7. R2 Category Breakdown (Corrected)#

Category v1 v2 R2
character_consistency 9.19 9.06 9.41
anachronism_trap 9.36 9.35 9.39
position_discrimination 9.38 9.42 9.25
ground_truth 8.75 9.02 8.85
private_voice 8.75 7.84 8.75
verified_response 7.96 8.32 8.53

R2 achieves the highest overall corrected score (8.97) driven primarily by gains in character consistency (+0.35 over v2) and verified response fidelity (+0.21 over v2), while position discrimination regressed slightly (-0.17).


8. Infrastructure#

Component Detail
Judge model Claude Sonnet 4.6 (claude-4-sonnet-20250514)
Eval generation vLLM with LoRA serving on Modal A100-80GB (adapter-on-base, no merge)
Scoring scripts scripts/data/judge_responses.py (with prompt caching) and src/foundry/press/evaluate.py
Results storage data/eval/results/

9. Known Issues and Mitigations#

1. Judge bias (FIXED)#

Issue: Systematic -0.2 to -0.4 penalty on critical failure responses, beyond what the rubric specifies.

Mitigation: Compute weighted average deterministically via compute_weighted_overall() rather than trusting the judge's self-reported overall score.

2. JSON parse failures (FIXED)#

Issue: Missing commas in judge output, producing malformed JSON.

Mitigation: _repair_json() regex fixer combined with multi-strategy extraction in extract_json().
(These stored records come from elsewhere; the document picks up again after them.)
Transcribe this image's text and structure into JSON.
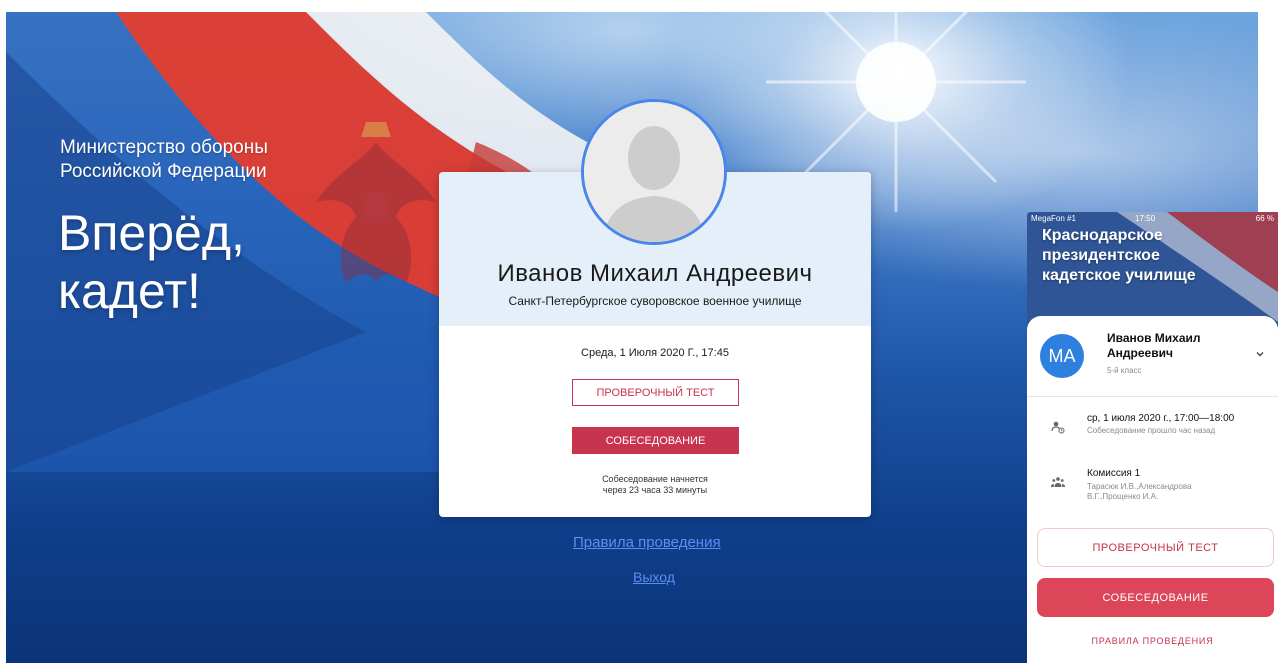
{
  "desktop": {
    "ministry_line1": "Министерство обороны",
    "ministry_line2": "Российской Федерации",
    "slogan_line1": "Вперёд,",
    "slogan_line2": "кадет!",
    "card": {
      "name": "Иванов  Михаил  Андреевич",
      "school": "Санкт-Петербургское суворовское военное училище",
      "datetime": "Среда, 1 Июля 2020 Г., 17:45",
      "test_button": "ПРОВЕРОЧНЫЙ ТЕСТ",
      "interview_button": "СОБЕСЕДОВАНИЕ",
      "note_line1": "Собеседование начнется",
      "note_line2": "через 23 часа 33 минуты"
    },
    "links": {
      "rules": "Правила проведения",
      "exit": "Выход"
    }
  },
  "phone": {
    "status": {
      "carrier": "MegaFon #1",
      "time": "17:50",
      "battery": "66 %"
    },
    "title_line1": "Краснодарское",
    "title_line2": "президентское",
    "title_line3": "кадетское училище",
    "profile": {
      "initials": "МА",
      "name_line1": "Иванов Михаил",
      "name_line2": "Андреевич",
      "grade": "5-й класс"
    },
    "schedule": {
      "date": "ср, 1 июля 2020 г., 17:00—18:00",
      "status": "Собеседование прошло час назад"
    },
    "commission": {
      "name": "Комиссия 1",
      "members_line1": "Тарасюк И.В.,Александрова",
      "members_line2": "В.Г.,Прощенко И.А."
    },
    "test_button": "ПРОВЕРОЧНЫЙ ТЕСТ",
    "interview_button": "СОБЕСЕДОВАНИЕ",
    "rules_link": "ПРАВИЛА ПРОВЕДЕНИЯ"
  },
  "colors": {
    "accent_red": "#c8334d",
    "link_blue": "#5b8df5",
    "avatar_blue": "#2d7fe0",
    "card_header": "#e4eff9"
  }
}
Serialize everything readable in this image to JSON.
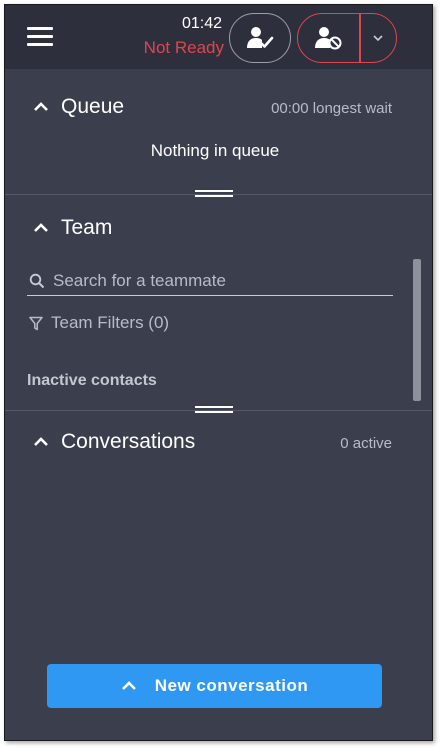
{
  "header": {
    "timer": "01:42",
    "status": "Not Ready",
    "ready_icon": "user-check-icon",
    "not_ready_icon": "user-blocked-icon",
    "dropdown_icon": "chevron-down-icon",
    "status_color": "#e0454e"
  },
  "queue": {
    "title": "Queue",
    "meta": "00:00 longest wait",
    "empty_text": "Nothing in queue"
  },
  "team": {
    "title": "Team",
    "search_placeholder": "Search for a teammate",
    "filters_label": "Team Filters (0)",
    "inactive_label": "Inactive contacts"
  },
  "conversations": {
    "title": "Conversations",
    "meta": "0 active",
    "new_button_label": "New conversation"
  },
  "colors": {
    "panel_bg": "#3b3e4d",
    "header_bg": "#2d2f3d",
    "accent": "#2e98f2"
  }
}
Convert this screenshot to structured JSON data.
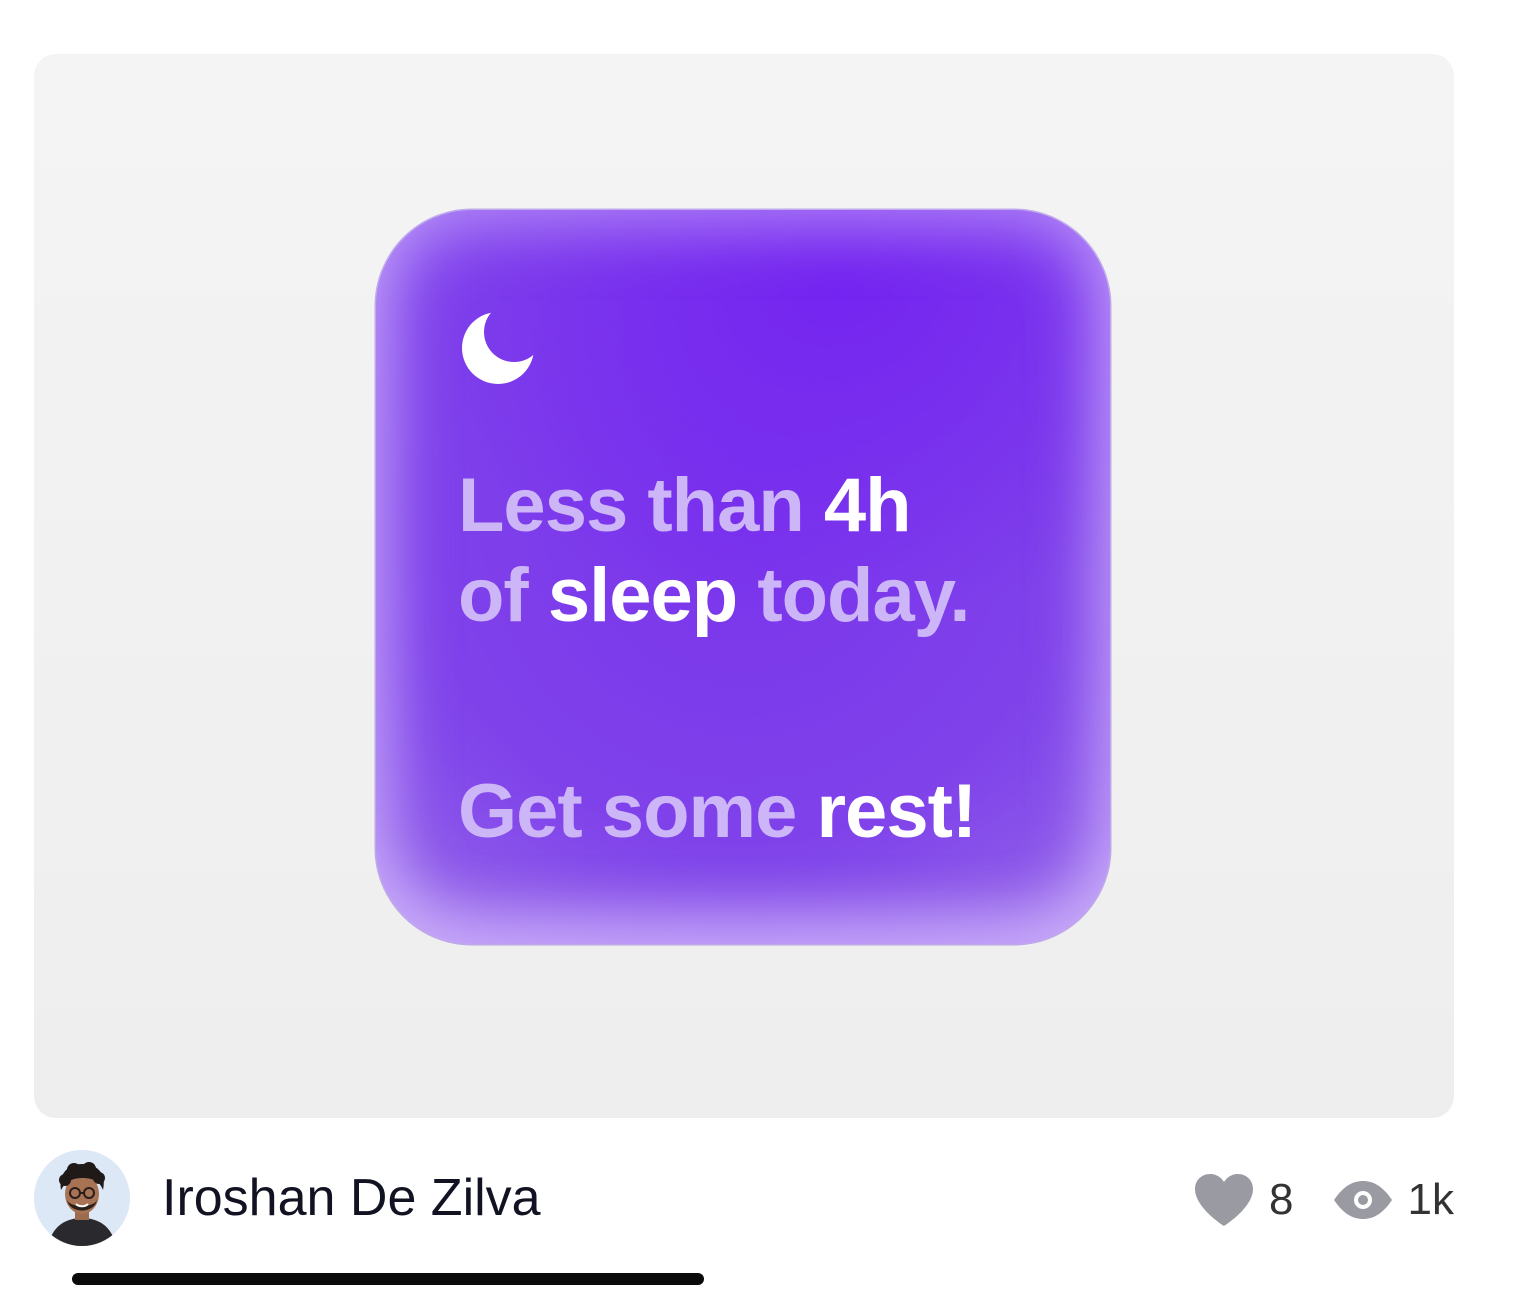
{
  "shot": {
    "widget": {
      "line1": {
        "part1": "Less than ",
        "part2": "4h"
      },
      "line2": {
        "part1": "of ",
        "part2": "sleep",
        "part3": " today."
      },
      "line3": {
        "part1": "Get some ",
        "part2": "rest!"
      },
      "icon": "moon-icon"
    }
  },
  "author": {
    "name": "Iroshan De Zilva",
    "avatar": "avatar-photo"
  },
  "stats": {
    "likes": "8",
    "views": "1k",
    "like_icon": "heart-icon",
    "view_icon": "eye-icon"
  },
  "colors": {
    "widget_purple": "#7a34ec",
    "text_dim": "#cdb6f7",
    "text_bright": "#ffffff",
    "stat_icon": "#9a9aa2"
  }
}
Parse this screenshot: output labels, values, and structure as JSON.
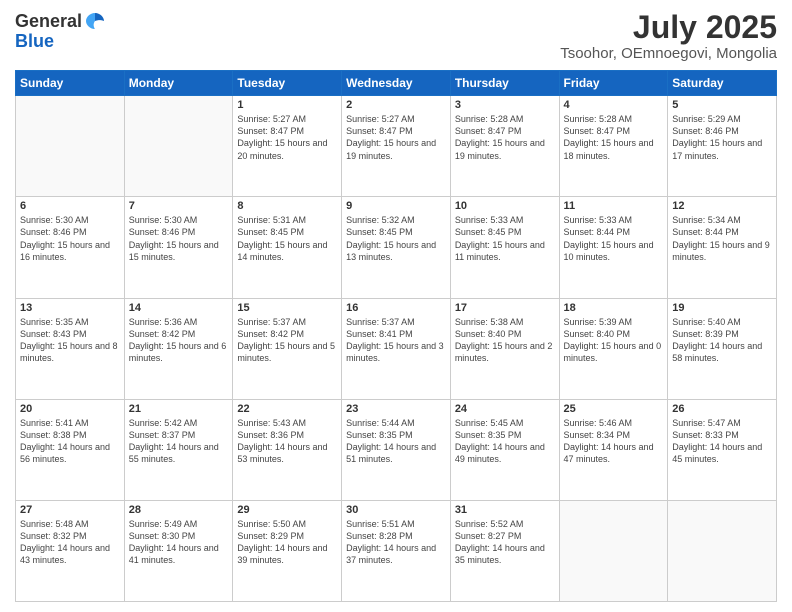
{
  "header": {
    "logo_general": "General",
    "logo_blue": "Blue",
    "title": "July 2025",
    "subtitle": "Tsoohor, OEmnoegovi, Mongolia"
  },
  "weekdays": [
    "Sunday",
    "Monday",
    "Tuesday",
    "Wednesday",
    "Thursday",
    "Friday",
    "Saturday"
  ],
  "weeks": [
    [
      {
        "day": "",
        "info": ""
      },
      {
        "day": "",
        "info": ""
      },
      {
        "day": "1",
        "sunrise": "5:27 AM",
        "sunset": "8:47 PM",
        "daylight": "15 hours and 20 minutes."
      },
      {
        "day": "2",
        "sunrise": "5:27 AM",
        "sunset": "8:47 PM",
        "daylight": "15 hours and 19 minutes."
      },
      {
        "day": "3",
        "sunrise": "5:28 AM",
        "sunset": "8:47 PM",
        "daylight": "15 hours and 19 minutes."
      },
      {
        "day": "4",
        "sunrise": "5:28 AM",
        "sunset": "8:47 PM",
        "daylight": "15 hours and 18 minutes."
      },
      {
        "day": "5",
        "sunrise": "5:29 AM",
        "sunset": "8:46 PM",
        "daylight": "15 hours and 17 minutes."
      }
    ],
    [
      {
        "day": "6",
        "sunrise": "5:30 AM",
        "sunset": "8:46 PM",
        "daylight": "15 hours and 16 minutes."
      },
      {
        "day": "7",
        "sunrise": "5:30 AM",
        "sunset": "8:46 PM",
        "daylight": "15 hours and 15 minutes."
      },
      {
        "day": "8",
        "sunrise": "5:31 AM",
        "sunset": "8:45 PM",
        "daylight": "15 hours and 14 minutes."
      },
      {
        "day": "9",
        "sunrise": "5:32 AM",
        "sunset": "8:45 PM",
        "daylight": "15 hours and 13 minutes."
      },
      {
        "day": "10",
        "sunrise": "5:33 AM",
        "sunset": "8:45 PM",
        "daylight": "15 hours and 11 minutes."
      },
      {
        "day": "11",
        "sunrise": "5:33 AM",
        "sunset": "8:44 PM",
        "daylight": "15 hours and 10 minutes."
      },
      {
        "day": "12",
        "sunrise": "5:34 AM",
        "sunset": "8:44 PM",
        "daylight": "15 hours and 9 minutes."
      }
    ],
    [
      {
        "day": "13",
        "sunrise": "5:35 AM",
        "sunset": "8:43 PM",
        "daylight": "15 hours and 8 minutes."
      },
      {
        "day": "14",
        "sunrise": "5:36 AM",
        "sunset": "8:42 PM",
        "daylight": "15 hours and 6 minutes."
      },
      {
        "day": "15",
        "sunrise": "5:37 AM",
        "sunset": "8:42 PM",
        "daylight": "15 hours and 5 minutes."
      },
      {
        "day": "16",
        "sunrise": "5:37 AM",
        "sunset": "8:41 PM",
        "daylight": "15 hours and 3 minutes."
      },
      {
        "day": "17",
        "sunrise": "5:38 AM",
        "sunset": "8:40 PM",
        "daylight": "15 hours and 2 minutes."
      },
      {
        "day": "18",
        "sunrise": "5:39 AM",
        "sunset": "8:40 PM",
        "daylight": "15 hours and 0 minutes."
      },
      {
        "day": "19",
        "sunrise": "5:40 AM",
        "sunset": "8:39 PM",
        "daylight": "14 hours and 58 minutes."
      }
    ],
    [
      {
        "day": "20",
        "sunrise": "5:41 AM",
        "sunset": "8:38 PM",
        "daylight": "14 hours and 56 minutes."
      },
      {
        "day": "21",
        "sunrise": "5:42 AM",
        "sunset": "8:37 PM",
        "daylight": "14 hours and 55 minutes."
      },
      {
        "day": "22",
        "sunrise": "5:43 AM",
        "sunset": "8:36 PM",
        "daylight": "14 hours and 53 minutes."
      },
      {
        "day": "23",
        "sunrise": "5:44 AM",
        "sunset": "8:35 PM",
        "daylight": "14 hours and 51 minutes."
      },
      {
        "day": "24",
        "sunrise": "5:45 AM",
        "sunset": "8:35 PM",
        "daylight": "14 hours and 49 minutes."
      },
      {
        "day": "25",
        "sunrise": "5:46 AM",
        "sunset": "8:34 PM",
        "daylight": "14 hours and 47 minutes."
      },
      {
        "day": "26",
        "sunrise": "5:47 AM",
        "sunset": "8:33 PM",
        "daylight": "14 hours and 45 minutes."
      }
    ],
    [
      {
        "day": "27",
        "sunrise": "5:48 AM",
        "sunset": "8:32 PM",
        "daylight": "14 hours and 43 minutes."
      },
      {
        "day": "28",
        "sunrise": "5:49 AM",
        "sunset": "8:30 PM",
        "daylight": "14 hours and 41 minutes."
      },
      {
        "day": "29",
        "sunrise": "5:50 AM",
        "sunset": "8:29 PM",
        "daylight": "14 hours and 39 minutes."
      },
      {
        "day": "30",
        "sunrise": "5:51 AM",
        "sunset": "8:28 PM",
        "daylight": "14 hours and 37 minutes."
      },
      {
        "day": "31",
        "sunrise": "5:52 AM",
        "sunset": "8:27 PM",
        "daylight": "14 hours and 35 minutes."
      },
      {
        "day": "",
        "info": ""
      },
      {
        "day": "",
        "info": ""
      }
    ]
  ]
}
Failed parses flagged for re-judging.

3. Response length sensitivity (FIXED)#

Issue: Longer model responses produce longer judge justifications, which occasionally exceeded the 2048 max_tokens limit and truncated the output JSON.

Mitigation: Increased max_tokens to 4096 for re-judging passes.

4. Sampling variance (KNOWN)#

Issue: Eval generation uses temp=1.0, top_k=64, top_p=0.95. Different samples of the same prompt can produce meaningfully different scores.

Mitigation: Current methodology uses single-sample scoring. Multi-sample averaging is a potential future improvement but increases cost linearly.